Ho Thanh Lam Luu, Le Ngoc Hoang, Van Tuan Le, Tran Ban Ho, Nguyen Khanh Hung Truong, Nguyen Ngan Thi Kim, Huu Dang Luong, Le Nguyen Quoc Khanh
International Master/PhD Program in Medicine, College of Medicine, Taipei Medical University, Taipei City 110, Taiwan.
Children's Hospital 2, Ho Chi Minh City 700000, Vietnam.
Biology (Basel). 2020 Oct 6;9(10):325. doi: 10.3390/biology9100325.
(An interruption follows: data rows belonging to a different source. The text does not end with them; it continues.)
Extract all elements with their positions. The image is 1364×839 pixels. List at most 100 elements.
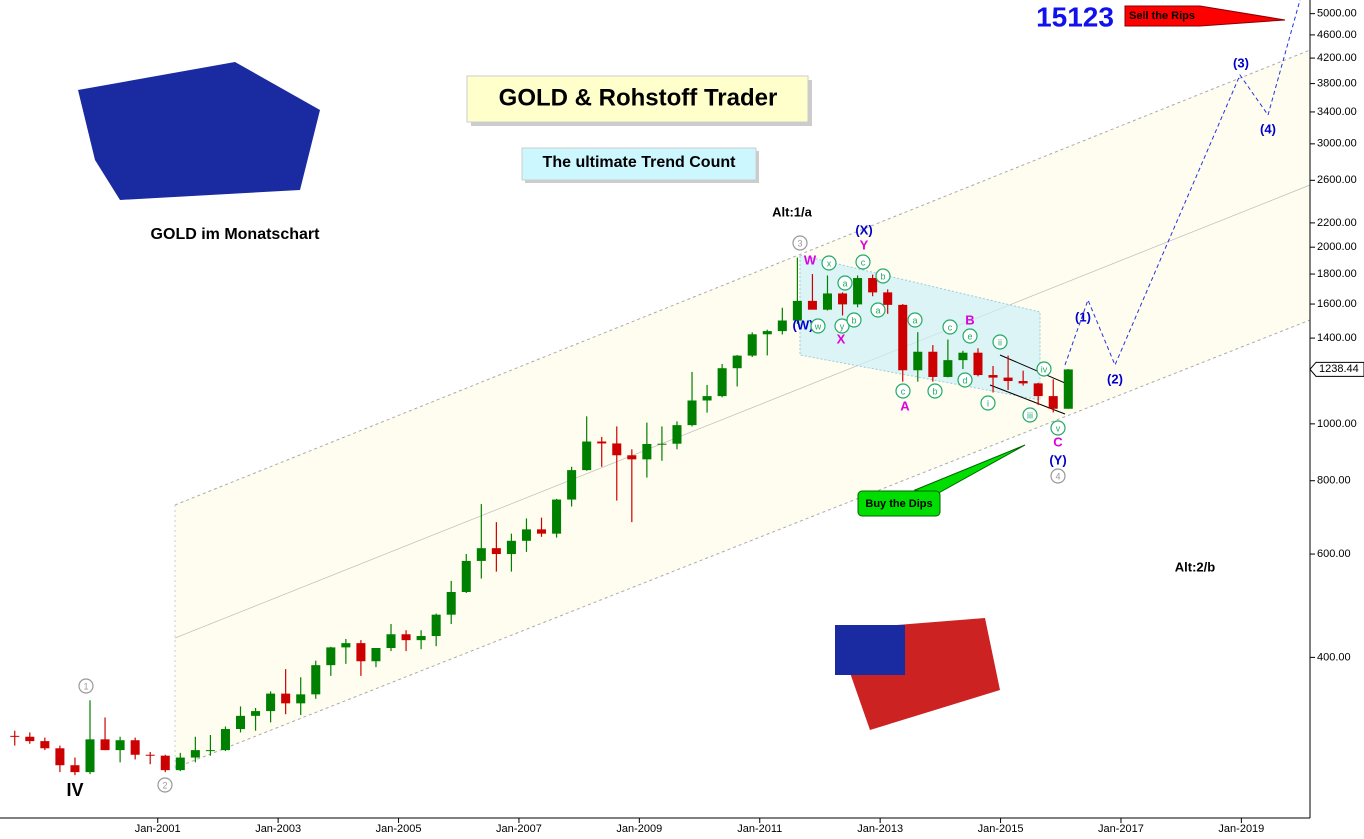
- candle-body: [476, 548, 486, 561]
- wave-label: B: [965, 312, 974, 327]
- wave-label: a: [842, 278, 847, 288]
- triangle-line: [989, 384, 1066, 415]
- candle-body: [657, 443, 667, 445]
- candle-body: [1018, 381, 1028, 384]
- candle-body: [296, 694, 306, 704]
- y-tick-label: 1000.00: [1317, 418, 1357, 430]
- wave-circle: [792, 235, 808, 251]
- candle-body: [220, 729, 230, 751]
- wave-circle: [157, 777, 173, 793]
- candle-body: [100, 739, 110, 751]
- x-tick-label: Jan-2017: [1098, 823, 1144, 835]
- wave-circle: [980, 395, 996, 411]
- candle-body: [627, 455, 637, 460]
- candle-body: [732, 355, 742, 369]
- wave-circle: [834, 318, 850, 334]
- x-tick-label: Jan-2013: [857, 823, 903, 835]
- wave-label: (Y): [1049, 452, 1066, 467]
- candle-body: [702, 396, 712, 401]
- candle-body: [145, 754, 155, 756]
- y-tick-label: 2200.00: [1317, 217, 1357, 229]
- triangle-line: [999, 354, 1066, 384]
- wave-label: Alt:1/a: [772, 204, 813, 219]
- wave-label: (4): [1260, 121, 1276, 136]
- wave-label: (1): [1075, 309, 1091, 324]
- y-tick-label: 3400.00: [1317, 106, 1357, 118]
- candle-body: [55, 748, 65, 766]
- y-tick-label: 3800.00: [1317, 77, 1357, 89]
- candle-body: [612, 443, 622, 456]
- y-tick-label: 3000.00: [1317, 138, 1357, 150]
- wave-circle: [907, 312, 923, 328]
- candle-body: [717, 368, 727, 397]
- subtitle-box: [521, 147, 757, 181]
- x-tick-label: Jan-2015: [978, 823, 1024, 835]
- wave-label: 1: [83, 681, 88, 691]
- candle-body: [431, 614, 441, 637]
- y-tick-label: 5000.00: [1317, 8, 1357, 20]
- candle-body: [898, 304, 908, 371]
- y-tick-label: 1600.00: [1317, 298, 1357, 310]
- wave-label: b: [932, 386, 937, 396]
- candle-body: [973, 352, 983, 376]
- candle-body: [838, 293, 848, 305]
- candle-body: [25, 736, 35, 742]
- wave-label: iii: [1027, 410, 1033, 420]
- wave-label: y: [840, 321, 845, 331]
- wave-circle: [821, 255, 837, 271]
- candle-body: [777, 320, 787, 332]
- candle-body: [521, 529, 531, 541]
- x-tick-label: Jan-2007: [496, 823, 542, 835]
- wave-circle: [875, 268, 891, 284]
- wave-circle: [942, 319, 958, 335]
- candle-body: [1033, 383, 1043, 397]
- channel-line: [174, 184, 1311, 639]
- candle-body: [130, 740, 140, 755]
- candle-body: [822, 293, 832, 310]
- candle-body: [582, 441, 592, 471]
- wave-circle: [810, 318, 826, 334]
- badge: 15123: [1036, 1, 1114, 32]
- buy-callout-label: Buy the Dips: [865, 498, 932, 510]
- candle-body: [281, 693, 291, 704]
- wave-circle: [957, 372, 973, 388]
- wave-circle: [1050, 420, 1066, 436]
- candle-body: [115, 740, 125, 751]
- candle-body: [446, 591, 456, 615]
- projection-path: [1064, 0, 1301, 367]
- buy-callout: [857, 490, 941, 517]
- y-tick-label: 4200.00: [1317, 52, 1357, 64]
- candle-body: [1063, 369, 1073, 409]
- y-tick-label: 600.00: [1317, 548, 1351, 560]
- wave-circle: [78, 678, 94, 694]
- candle-body: [326, 647, 336, 666]
- candle-body: [597, 441, 607, 444]
- wave-label: 3: [797, 238, 802, 248]
- wave-circle: [870, 302, 886, 318]
- candle-body: [371, 648, 381, 662]
- sell-callout-label: Sell the Rips: [1129, 10, 1195, 22]
- channel-line: [174, 319, 1311, 769]
- wave-label: c: [948, 322, 953, 332]
- candle-body: [416, 636, 426, 641]
- candle-body: [1003, 377, 1013, 382]
- candle-body: [356, 643, 366, 662]
- candle-body: [642, 443, 652, 460]
- candle-body: [40, 741, 50, 749]
- x-tick-label: Jan-2003: [255, 823, 301, 835]
- x-tick-label: Jan-2001: [135, 823, 181, 835]
- candle-body: [853, 278, 863, 305]
- wave-label: c: [901, 386, 906, 396]
- candle-body: [386, 634, 396, 649]
- candle-body: [10, 735, 20, 737]
- wave-label: v: [1056, 423, 1061, 433]
- wave-label: d: [962, 375, 967, 385]
- eu-flag: [78, 62, 320, 200]
- candle-body: [491, 548, 501, 555]
- candle-body: [251, 711, 261, 716]
- wave-circle: [895, 383, 911, 399]
- candle-body: [190, 750, 200, 758]
- last-price-label: 1238.44: [1319, 363, 1359, 375]
- wave-label: a: [912, 315, 917, 325]
- y-tick-label: 800.00: [1317, 475, 1351, 487]
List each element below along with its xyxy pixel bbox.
Antioxidant proteins are involved importantly in many aspects of cellular life activities. They protect the cell and DNA from oxidative substances (such as peroxide, nitric oxide, oxygen-free radicals, etc.) which are known as reactive oxygen species (ROS). Free radical generation and antioxidant defenses are opposing factors in the human body and the balance between them is necessary to maintain a healthy body. An unhealthy routine or the degeneration of age can break the balance, leading to more ROS than antioxidants, causing damage to health. In general, the antioxidant mechanism is the combination of antioxidant molecules and ROS in a one-electron reaction. Creating computational models to promptly identify antioxidant candidates is essential in supporting antioxidant detection experiments in the laboratory. In this study, we proposed a machine learning-based model for this prediction purpose from a benchmark set of sequencing data. The experiments were conducted by using 10-fold cross-validation on the training process and validated by three different independent datasets. Different machine learning and deep learning algorithms have been evaluated on an optimal set of sequence features. Among them, Random Forest has been identified as the best model to identify antioxidant proteins with the highest performance. Our optimal model achieved high accuracy of 84.6%, as well as a balance in sensitivity (81.5%) and specificity (85.1%) for antioxidant protein identification on the training dataset. The performance results from different independent datasets also showed the significance in our model compared to previously published works on antioxidant protein identification.
抗氧化蛋白在细胞生命活动的许多方面都起着重要作用。它们保护细胞和DNA免受氧化物质(如过氧化物、一氧化氮、氧自由基等)的侵害,这些氧化物质被称为活性氧(ROS)。自由基的产生和抗氧化防御是人体中的相反因素,它们之间的平衡对于维持身体健康是必要的。不健康的生活习惯或年龄的增长会打破这种平衡,导致ROS多于抗氧化剂,从而损害健康。一般来说,抗氧化机制是抗氧化分子与ROS在单电子反应中的结合。创建计算模型以快速识别抗氧化候选物对于支持实验室中的抗氧化检测实验至关重要。在本研究中,我们从一组测序数据基准集中提出了一种基于机器学习的模型用于此预测目的。实验在训练过程中采用10折交叉验证进行,并通过三个不同的独立数据集进行验证。在一组最优的序列特征上评估了不同的机器学习和深度学习算法。其中,随机森林被确定为识别抗氧化蛋白性能最高的最佳模型。我们的最优模型在训练数据集上识别抗氧化蛋白时达到了84.6%的高精度,以及灵敏度(81.5%)和特异性(85.1%)的平衡。与之前发表的关于抗氧化蛋白识别的工作相比,不同独立数据集的性能结果也显示了我们模型的重要性。